5- Deux pays, deux civilisations aussi éloignées l’une de l’autre que celles de
l'Inde et des États-Unis se rejoignent pourtant dans une sorte de respect pour
la richesse matérielle. En Inde, le grand mythe de la métempsychose fait croire
que l’argent et la réussite sociale prouvent la bonté d’une personne, conquise
dans des existences antérieures. L'inégalité des sorts, des fortunes, des
conditions de vie n'est pas perçue comme scandaleuse. Ce qui ne signifie pas
que la religion hindoue sanctifie la richesse ; au contraire, elle enseigne le
dépouillement. Mais ce dépouillement n'a pas pour but de relever le niveau de
vie des pauvres et d’instaurer un monde plus juste, il vise à permettre à l'âme
de mieux s'approcher du divin.
Aux États-Unis, la richesse est vue comme la récompense du travail, de
l'initiative, du courage, de l'économie, bref de la vertu. La réussite sociale, qui
ne va jamais sans richesse, mérite le respect et l'admiration. On suppose
qu'elle a été conquise et que le riche en est responsable. On croit, à tort, que
les chances de tous au départ sont égales. Ceux qui deviennent riches en ont
donc tout le crédit. Quant à ceux qui tombent ou qui croupissent au bas de
l’échelle sociale, il est naturel qu'on les regarde de haut, sinon qu'on les
méprise. Ici aussi des théories théologiques fournissent une justification. Elles
sont liées à la croyance que c'est la foi en Dieu seule qui sauve, non les rites,
les cérémonies ou les bonnes œuvres. Dans ce contexte, qu'un homme soit
riche ou pauvre n'a aucune importance. Et comme, en définitive, c'est ce
contexte mystique qui compte, on n'a pas à s'inquiéter des inégalités sociales
et de la mauvaise distribution des richesses. L'essentiel est le ciel et il s'ouvre
tant pour laisser entrer les pauvres que pour laisser entrer les riches, pourvu
qu’ils aient la foi et qu’ils aiment Dieu de tout leur cœur.

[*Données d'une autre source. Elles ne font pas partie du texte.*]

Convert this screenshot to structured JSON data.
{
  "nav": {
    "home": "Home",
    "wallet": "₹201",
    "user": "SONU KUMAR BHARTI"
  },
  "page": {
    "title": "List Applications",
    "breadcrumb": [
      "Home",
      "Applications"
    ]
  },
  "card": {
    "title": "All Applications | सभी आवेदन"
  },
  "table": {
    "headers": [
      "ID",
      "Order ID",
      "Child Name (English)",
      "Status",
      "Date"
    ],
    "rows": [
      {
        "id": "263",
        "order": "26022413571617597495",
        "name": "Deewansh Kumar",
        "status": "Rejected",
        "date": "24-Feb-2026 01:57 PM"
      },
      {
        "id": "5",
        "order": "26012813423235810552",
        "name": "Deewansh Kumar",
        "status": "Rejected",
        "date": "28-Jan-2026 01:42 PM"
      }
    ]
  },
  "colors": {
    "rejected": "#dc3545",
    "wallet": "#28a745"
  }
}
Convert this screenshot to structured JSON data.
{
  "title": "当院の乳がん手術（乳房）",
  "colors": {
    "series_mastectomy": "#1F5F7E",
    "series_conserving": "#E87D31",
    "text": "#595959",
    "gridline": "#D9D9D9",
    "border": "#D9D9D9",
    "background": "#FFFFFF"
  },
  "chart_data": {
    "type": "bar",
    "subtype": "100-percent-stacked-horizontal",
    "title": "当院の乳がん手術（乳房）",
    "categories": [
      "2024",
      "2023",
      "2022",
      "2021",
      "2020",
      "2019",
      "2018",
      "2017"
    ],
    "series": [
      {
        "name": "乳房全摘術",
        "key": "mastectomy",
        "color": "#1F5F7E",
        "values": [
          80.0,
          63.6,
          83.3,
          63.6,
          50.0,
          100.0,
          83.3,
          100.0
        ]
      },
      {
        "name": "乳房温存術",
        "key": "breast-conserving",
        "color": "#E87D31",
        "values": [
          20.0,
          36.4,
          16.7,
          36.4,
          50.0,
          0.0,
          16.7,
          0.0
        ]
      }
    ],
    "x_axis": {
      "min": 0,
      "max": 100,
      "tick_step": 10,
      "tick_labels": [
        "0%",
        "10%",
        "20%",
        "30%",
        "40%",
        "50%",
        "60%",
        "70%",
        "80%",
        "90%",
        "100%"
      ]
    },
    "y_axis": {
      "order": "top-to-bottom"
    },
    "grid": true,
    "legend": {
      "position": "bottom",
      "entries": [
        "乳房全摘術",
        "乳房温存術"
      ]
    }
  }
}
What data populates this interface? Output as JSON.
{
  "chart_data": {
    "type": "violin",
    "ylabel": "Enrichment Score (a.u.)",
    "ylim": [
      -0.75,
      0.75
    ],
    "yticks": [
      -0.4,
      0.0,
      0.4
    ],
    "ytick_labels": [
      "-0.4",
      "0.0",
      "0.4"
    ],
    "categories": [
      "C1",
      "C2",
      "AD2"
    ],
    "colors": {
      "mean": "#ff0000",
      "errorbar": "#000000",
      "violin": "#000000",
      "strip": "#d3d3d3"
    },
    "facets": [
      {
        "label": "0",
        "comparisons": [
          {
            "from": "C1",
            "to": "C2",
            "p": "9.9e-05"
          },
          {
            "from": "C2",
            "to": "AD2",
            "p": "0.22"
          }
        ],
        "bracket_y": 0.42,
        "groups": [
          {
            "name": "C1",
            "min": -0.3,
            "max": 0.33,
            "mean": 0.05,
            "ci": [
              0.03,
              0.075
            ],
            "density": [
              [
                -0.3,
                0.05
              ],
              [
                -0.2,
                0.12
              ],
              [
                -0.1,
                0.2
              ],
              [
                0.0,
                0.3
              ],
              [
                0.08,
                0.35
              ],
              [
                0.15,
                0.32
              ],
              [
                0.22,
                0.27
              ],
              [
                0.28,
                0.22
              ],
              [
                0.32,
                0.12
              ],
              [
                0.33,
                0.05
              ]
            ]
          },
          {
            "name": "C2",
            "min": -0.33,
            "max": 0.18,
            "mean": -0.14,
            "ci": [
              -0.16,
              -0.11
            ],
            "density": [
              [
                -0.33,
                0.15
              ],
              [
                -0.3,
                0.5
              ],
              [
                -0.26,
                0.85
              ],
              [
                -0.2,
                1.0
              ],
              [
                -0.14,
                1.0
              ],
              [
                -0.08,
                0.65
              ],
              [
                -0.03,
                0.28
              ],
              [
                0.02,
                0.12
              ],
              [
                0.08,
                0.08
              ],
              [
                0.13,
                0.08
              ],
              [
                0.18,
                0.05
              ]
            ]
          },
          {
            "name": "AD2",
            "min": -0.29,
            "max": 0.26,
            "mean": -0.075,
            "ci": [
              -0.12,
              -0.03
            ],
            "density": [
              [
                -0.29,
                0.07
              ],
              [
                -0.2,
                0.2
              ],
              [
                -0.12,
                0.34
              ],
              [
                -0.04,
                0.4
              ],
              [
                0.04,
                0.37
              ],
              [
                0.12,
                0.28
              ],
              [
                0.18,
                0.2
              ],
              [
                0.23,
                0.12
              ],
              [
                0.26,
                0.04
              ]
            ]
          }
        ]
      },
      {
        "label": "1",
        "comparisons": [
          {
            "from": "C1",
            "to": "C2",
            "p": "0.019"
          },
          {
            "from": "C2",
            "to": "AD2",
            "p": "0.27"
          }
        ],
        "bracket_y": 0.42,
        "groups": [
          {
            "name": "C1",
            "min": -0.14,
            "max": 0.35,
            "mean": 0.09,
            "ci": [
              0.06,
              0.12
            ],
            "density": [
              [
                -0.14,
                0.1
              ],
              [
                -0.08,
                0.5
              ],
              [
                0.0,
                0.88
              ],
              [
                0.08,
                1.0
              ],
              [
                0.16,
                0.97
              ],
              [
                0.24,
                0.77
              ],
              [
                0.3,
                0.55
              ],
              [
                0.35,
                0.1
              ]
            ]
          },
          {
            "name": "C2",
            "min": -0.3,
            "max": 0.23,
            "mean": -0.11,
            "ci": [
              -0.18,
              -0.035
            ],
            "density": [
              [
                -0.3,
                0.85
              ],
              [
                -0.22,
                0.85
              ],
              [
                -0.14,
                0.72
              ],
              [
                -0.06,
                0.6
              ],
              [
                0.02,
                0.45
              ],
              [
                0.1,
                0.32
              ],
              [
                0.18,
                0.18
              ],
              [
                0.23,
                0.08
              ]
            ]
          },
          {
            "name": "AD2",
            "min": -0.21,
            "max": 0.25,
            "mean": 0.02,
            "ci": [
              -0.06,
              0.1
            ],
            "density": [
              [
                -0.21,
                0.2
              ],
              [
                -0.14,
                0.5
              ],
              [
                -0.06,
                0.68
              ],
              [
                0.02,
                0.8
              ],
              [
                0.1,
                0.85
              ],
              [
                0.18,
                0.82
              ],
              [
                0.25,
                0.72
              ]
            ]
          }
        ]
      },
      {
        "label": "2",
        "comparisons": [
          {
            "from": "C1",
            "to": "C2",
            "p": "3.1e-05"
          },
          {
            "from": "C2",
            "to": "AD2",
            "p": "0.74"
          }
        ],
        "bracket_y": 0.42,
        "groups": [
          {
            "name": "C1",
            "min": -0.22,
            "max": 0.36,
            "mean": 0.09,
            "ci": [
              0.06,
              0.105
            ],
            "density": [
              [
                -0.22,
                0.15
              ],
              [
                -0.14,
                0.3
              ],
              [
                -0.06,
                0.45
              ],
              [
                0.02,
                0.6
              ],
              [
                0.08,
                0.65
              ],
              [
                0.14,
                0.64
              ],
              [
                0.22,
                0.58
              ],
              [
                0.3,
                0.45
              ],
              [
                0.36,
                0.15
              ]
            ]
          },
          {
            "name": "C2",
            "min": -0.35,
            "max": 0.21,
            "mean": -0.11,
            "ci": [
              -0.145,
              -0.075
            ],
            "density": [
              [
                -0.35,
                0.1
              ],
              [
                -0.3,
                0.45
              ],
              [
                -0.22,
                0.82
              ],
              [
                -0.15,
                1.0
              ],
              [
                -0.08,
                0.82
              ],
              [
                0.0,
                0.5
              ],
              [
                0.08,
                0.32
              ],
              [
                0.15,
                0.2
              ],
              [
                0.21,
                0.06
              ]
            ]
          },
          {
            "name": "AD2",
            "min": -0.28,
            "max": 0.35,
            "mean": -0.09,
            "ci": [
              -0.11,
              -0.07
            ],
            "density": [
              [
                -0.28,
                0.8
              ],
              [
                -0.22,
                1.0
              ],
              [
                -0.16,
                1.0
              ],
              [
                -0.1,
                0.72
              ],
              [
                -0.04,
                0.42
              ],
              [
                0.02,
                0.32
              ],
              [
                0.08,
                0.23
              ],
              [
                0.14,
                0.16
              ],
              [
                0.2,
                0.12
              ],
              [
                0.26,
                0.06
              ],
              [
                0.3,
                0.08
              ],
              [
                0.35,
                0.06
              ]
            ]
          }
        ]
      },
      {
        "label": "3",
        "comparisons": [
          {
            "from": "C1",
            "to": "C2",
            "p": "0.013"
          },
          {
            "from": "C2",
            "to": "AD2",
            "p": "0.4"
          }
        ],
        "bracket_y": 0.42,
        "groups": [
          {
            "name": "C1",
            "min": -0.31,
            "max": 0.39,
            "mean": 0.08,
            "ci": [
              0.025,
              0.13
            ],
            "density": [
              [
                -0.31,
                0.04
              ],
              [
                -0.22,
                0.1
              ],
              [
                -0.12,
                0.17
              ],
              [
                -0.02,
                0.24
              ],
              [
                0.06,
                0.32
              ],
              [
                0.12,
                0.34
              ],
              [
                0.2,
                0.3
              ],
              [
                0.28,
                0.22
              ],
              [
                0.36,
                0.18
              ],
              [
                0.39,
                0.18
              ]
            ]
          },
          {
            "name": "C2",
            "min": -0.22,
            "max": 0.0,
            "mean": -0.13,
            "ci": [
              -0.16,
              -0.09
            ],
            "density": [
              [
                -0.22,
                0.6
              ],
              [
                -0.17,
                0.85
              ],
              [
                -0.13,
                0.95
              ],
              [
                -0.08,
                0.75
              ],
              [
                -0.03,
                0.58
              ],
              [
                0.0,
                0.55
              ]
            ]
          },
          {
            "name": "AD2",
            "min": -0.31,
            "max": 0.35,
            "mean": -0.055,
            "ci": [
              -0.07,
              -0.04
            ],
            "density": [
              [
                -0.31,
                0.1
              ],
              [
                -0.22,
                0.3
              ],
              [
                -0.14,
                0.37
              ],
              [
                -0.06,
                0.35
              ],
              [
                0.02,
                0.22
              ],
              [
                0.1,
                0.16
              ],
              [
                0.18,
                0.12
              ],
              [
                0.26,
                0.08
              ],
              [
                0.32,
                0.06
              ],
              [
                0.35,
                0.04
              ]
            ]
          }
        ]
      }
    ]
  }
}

6- La distinction de l'être et de l'avoir n'est simple qu'en apparence, car il y a
un grand nombre de réalités dont la possession affecte notre être plus ou
moins profondément. Par exemple les idées, les croyances, la foi, l'espérance,
le succès, le cœur, l'expérience, le bonheur, etc., et bien sûr leur contraire.
Mais l'être ainsi affecté n'est pas une entité transcendante, c'est le Moi lui-
même comme sujet unique et particulier, comme vivant jouissant et souffrant,
se débattant au milieu des autres humains et des choses.
7- N'avoir rien à dire, voilà la pauvreté mentale. Une des plus grandes richesses
serait donc de pouvoir parler ? Oui, et parler d'autre chose que de soi, comme
font les vrais philosophes et les grands écrivains.